Mais ces banques vont encore plus loin. En associant la gestion des comptes courant et des placements à l’économie sociale et solidaire. Tout ou partie de vos intérêts de placement peuvent donc être versés au compte d’une association que vous aurez choisie dans la liste de celles soutenues par ces établissements. Et il s’agira toujours d’une association environnementale, solidaire ou sociale. Mieux, le Crédit Coopératif a adapté la fameuse taxe Tobin à sa gestion, en soumettant à ses clients la possibilité de reverser 0,01 % des montants sur les opérations de change à des acteurs de l’économie durable, sociale et solidaire, en France comme à l’étranger. Une véritable innovation bancaire !
Un contact au plus près du terrain.
Autre idée novatrice, les banquiers itinérants. La Nef détache depuis plusieurs années 6 banquiers itinérants sur le territoire français. Leur mission, développer les réseaux, animer des débats autour des financements, prendre contact avec les sociétaires, les engager dans la gestion de leur argent et de leur banque. Malheureusement, le fonctionnement bancaire actuel nous incite à la passivité. Le système d’assistanat développé par les banques elles-mêmes n’est pas étranger à cela. Ne vous occupez de rien, on gère… Et on fait ce qu’on veut. C’est un peu le modus operandi de nos établissements bancaires les plus connus. Là, le chemin est différent, la réflexion aussi.

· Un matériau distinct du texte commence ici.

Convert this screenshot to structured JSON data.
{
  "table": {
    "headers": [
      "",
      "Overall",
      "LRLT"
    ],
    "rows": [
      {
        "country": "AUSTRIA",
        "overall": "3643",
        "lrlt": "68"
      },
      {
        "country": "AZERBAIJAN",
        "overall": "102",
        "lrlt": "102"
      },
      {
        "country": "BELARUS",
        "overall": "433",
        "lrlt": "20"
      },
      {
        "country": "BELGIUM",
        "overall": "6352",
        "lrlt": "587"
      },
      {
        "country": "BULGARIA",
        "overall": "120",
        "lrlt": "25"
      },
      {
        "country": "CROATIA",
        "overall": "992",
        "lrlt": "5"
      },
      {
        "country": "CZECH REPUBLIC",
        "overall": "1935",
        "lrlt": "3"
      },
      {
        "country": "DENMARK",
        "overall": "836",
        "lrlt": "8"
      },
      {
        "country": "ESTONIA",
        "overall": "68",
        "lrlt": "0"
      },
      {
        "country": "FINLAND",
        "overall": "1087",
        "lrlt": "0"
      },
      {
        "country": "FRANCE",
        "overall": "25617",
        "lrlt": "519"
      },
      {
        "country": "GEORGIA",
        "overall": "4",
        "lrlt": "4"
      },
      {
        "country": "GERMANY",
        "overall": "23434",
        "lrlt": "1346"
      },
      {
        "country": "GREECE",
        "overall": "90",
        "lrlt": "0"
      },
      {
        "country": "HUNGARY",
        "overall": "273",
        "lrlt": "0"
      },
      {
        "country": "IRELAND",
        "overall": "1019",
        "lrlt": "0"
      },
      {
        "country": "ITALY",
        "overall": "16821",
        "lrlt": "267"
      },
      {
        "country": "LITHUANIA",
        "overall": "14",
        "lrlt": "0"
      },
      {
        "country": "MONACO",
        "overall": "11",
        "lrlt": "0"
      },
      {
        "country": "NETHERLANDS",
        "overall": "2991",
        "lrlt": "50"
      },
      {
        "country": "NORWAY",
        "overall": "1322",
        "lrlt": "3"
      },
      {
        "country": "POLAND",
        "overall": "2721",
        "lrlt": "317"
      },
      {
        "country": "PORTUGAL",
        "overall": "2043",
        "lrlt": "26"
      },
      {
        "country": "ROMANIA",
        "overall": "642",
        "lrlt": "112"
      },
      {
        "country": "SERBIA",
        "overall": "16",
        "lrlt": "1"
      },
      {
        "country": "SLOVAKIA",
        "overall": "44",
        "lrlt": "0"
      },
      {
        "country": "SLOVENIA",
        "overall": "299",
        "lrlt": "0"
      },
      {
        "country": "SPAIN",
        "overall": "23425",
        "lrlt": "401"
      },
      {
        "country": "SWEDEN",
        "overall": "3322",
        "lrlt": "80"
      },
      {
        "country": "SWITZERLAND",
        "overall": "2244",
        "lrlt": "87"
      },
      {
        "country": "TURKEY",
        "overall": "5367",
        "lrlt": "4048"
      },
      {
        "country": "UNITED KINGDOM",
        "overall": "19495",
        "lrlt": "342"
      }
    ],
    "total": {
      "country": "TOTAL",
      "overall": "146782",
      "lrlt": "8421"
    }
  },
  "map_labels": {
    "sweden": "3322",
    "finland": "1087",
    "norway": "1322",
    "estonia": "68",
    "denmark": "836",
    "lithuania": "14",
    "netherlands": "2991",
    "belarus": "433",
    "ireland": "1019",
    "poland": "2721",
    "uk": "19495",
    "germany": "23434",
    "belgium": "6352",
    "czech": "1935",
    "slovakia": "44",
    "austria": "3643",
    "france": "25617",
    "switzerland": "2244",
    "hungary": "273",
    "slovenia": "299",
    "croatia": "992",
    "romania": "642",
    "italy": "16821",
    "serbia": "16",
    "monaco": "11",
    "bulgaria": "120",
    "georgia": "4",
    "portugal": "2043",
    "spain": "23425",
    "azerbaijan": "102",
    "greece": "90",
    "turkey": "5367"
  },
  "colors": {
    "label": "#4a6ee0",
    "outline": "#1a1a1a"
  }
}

Et ce n’est pas un hasard si l’on retrouve aujourd’hui plus de 30 associations de sociétaires de la Nef qui œuvrent bénévolement sur le terrain. Leur mission est de soutenir et d’aider les porteurs de projets, d’aller à leur rencontre, et d’informer tout le monde sur les prochaines assemblées et les prochaines directives qui doivent être prises par l’établissement. Ainsi, grâce à cette transparence sur le terrain comme dans les bureaux, le processus démocratique s’en trouve renforcé.
Le hic de l’adossement à la BPCE.
En 2002, le Crédit Coopératif, après de nombreux débats, parfois houleux, a pris la décision de s’adosser au groupe BPCE. Le but de cet adossement est de permettre à la banque éthique de pouvoir se refinancer au même taux que le groupe mentionné, et ainsi de faciliter le refinancement de la banque et de réaliser quelques économies non négligeables. Cet adossement concerne également la Nef, puisqu’elle est devenue partenaire du Crédit Coopératif. Bien que ce soit le Crédit Coopératif qui détienne 1% du capital de la BPCE et non la BPCE qui est propriétaire du Crédit Coopératif, cet adossement peut semer le doute dans l’esprit des citoyens cherchant l’alternative.
Et on le comprend. Natixis, filiale du groupe BPCE, était impliqué en première ligne lors de la crise des subprimes. Pire encore, le groupe a financé pour plus de 11 milliards d’Euros en énergies fossiles entre 2009 et 2014. Difficile de voir son nom adossé a des actions qui n’auraient leur place au Crédit Coopératif. En ce qui concerne la Nef, elle n’attend plus que de devenir une banque de plein droit (ce qui ne saurait tarder). De fait, le partenariat avec le Crédit Coopératif deviendra caduc et la Nef retrouvera son indépendance totale.
Pourquoi y a-t-il très peu de banques éthiques et/ou alternatives ?
Tout simplement du fait des réglementations, Françaises comme Européennes. Les lois favorisent la concentration et les grosses machines de guerre. Les 5 plus grosses banques françaises possèdent 85 % du marché national. Que faire contre la BNP Paribas, la SG et les trois fausses mutualistes nommées plus haut ? Imad Thabet, responsable de la vie coopérative au Crédit coopératif nous explique : « Nous faisons, comme toutes les banques, des prêts à long terme mais des dépôts à court terme. Nous avons eu besoin de nous refinancer. Or, le coût de ce refinancement dépend de la taille de la banque. Le Crédit coopératif s’est alors retrouvé avec un coût de refinancement plus élevé que le taux de crédit accordé à ses clients. » On comprend alors mieux l’adossement au groupe BPCE, qui a permis au Crédit Coopératif de se refinancer à moindre frais, bénéficiant de l’aura de la BPCE sur les marchés.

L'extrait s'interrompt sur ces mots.